The women’s first call to D.C. police got assigned a low priority, so the responding officers arrived at the house, got no answer to their knocks on the door, did a quick check around, and left. When the women frantically called the police a second time, the dispatcher promised help would come—but no officers were even dispatched.
The attackers kidnapped, robbed, raped, and beat all three women over 14 hours. When these women later sued the city and its police for negligently failing to protect them or even to answer their second call, the court held that government had no duty to respond to their call or to protect them. Case dismissed.
The law is similar in most states. A Kansas statute precludes citizens from suing the government or the police for negligently failing to enforce the law or for failing to provide police or fire protection. A California law states that “neither a public entity nor a public employee is liable for failure to establish a police department or otherwise provide police protection service.” As one California appellate court wrote, “police officers have no affirmative statutory duty to do anything.”

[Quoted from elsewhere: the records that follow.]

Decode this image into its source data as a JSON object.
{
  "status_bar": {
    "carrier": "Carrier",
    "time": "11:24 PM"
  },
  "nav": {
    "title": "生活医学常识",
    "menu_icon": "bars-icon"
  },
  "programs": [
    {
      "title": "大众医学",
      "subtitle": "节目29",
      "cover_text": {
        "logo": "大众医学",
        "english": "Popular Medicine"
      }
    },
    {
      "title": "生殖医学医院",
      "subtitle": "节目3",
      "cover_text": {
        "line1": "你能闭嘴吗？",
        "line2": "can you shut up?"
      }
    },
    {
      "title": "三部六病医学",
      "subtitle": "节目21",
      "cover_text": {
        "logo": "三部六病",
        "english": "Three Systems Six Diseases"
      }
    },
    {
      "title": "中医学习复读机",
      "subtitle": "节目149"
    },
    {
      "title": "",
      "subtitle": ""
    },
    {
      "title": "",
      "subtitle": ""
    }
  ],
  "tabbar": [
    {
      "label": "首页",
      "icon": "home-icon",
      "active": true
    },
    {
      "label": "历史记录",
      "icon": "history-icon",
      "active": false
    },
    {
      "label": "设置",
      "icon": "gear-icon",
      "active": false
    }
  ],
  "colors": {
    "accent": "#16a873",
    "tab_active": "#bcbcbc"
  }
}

The state legislatures and courts protect government entities and police departments from civil liability for failing to provide adequate police protection. Some states invoke the “sovereign immunity” defense, a throwback to the days when the subjects were forbidden to sue the king. Other states have statutes that prevent legal challenges to police “discretionary” functions. Courts preclude lawsuits in those states by holding that answering emergency calls or providing police protection are “discretionary” functions.
Many states evade liability by relying on the ironically named “public duty” doctrine. Like a George Orwell slogan, that doctrine says: police owe a duty to protect the public in general, but not to protect any particular individual.
Let’s ignore the gun control argument for the purposes of this argument. My point here is twofold. First, despite the fact that the police work very hard to give the impression that they’re a Thin Blue Line between us and evildoers, they mostly are not. As Dave notes in his own post about the Uvalde press conference,
1. It should be very clear that the first priority of law enforcement is force protection
2. Don’t expect law enforcement to protect you, your children, or your property. Once a crime has been committed they’ll investigate it, maybe make arrests. As far as protection goes you’re on your own.
Second, while this is far from common knowledge—again, because police work very hard to convey the contrary image—this is one thing where activists on both the Left and the Right very much agree.
While police like to bask in the glow of notions like “To Protect and to Serve” (the longtime motto of the Los Angeles Police Department) it’s no more binding than the US Postal Service’s unofficial mantra “Neither snow nor rain nor heat nor gloom of night stays these couriers from the swift completion of their appointed rounds.”
Is this nuts? I think so. But it’s very hard to demand heroism retrospectively.
*I’ve stripped the footnote reference indicators in the original from the excerpt.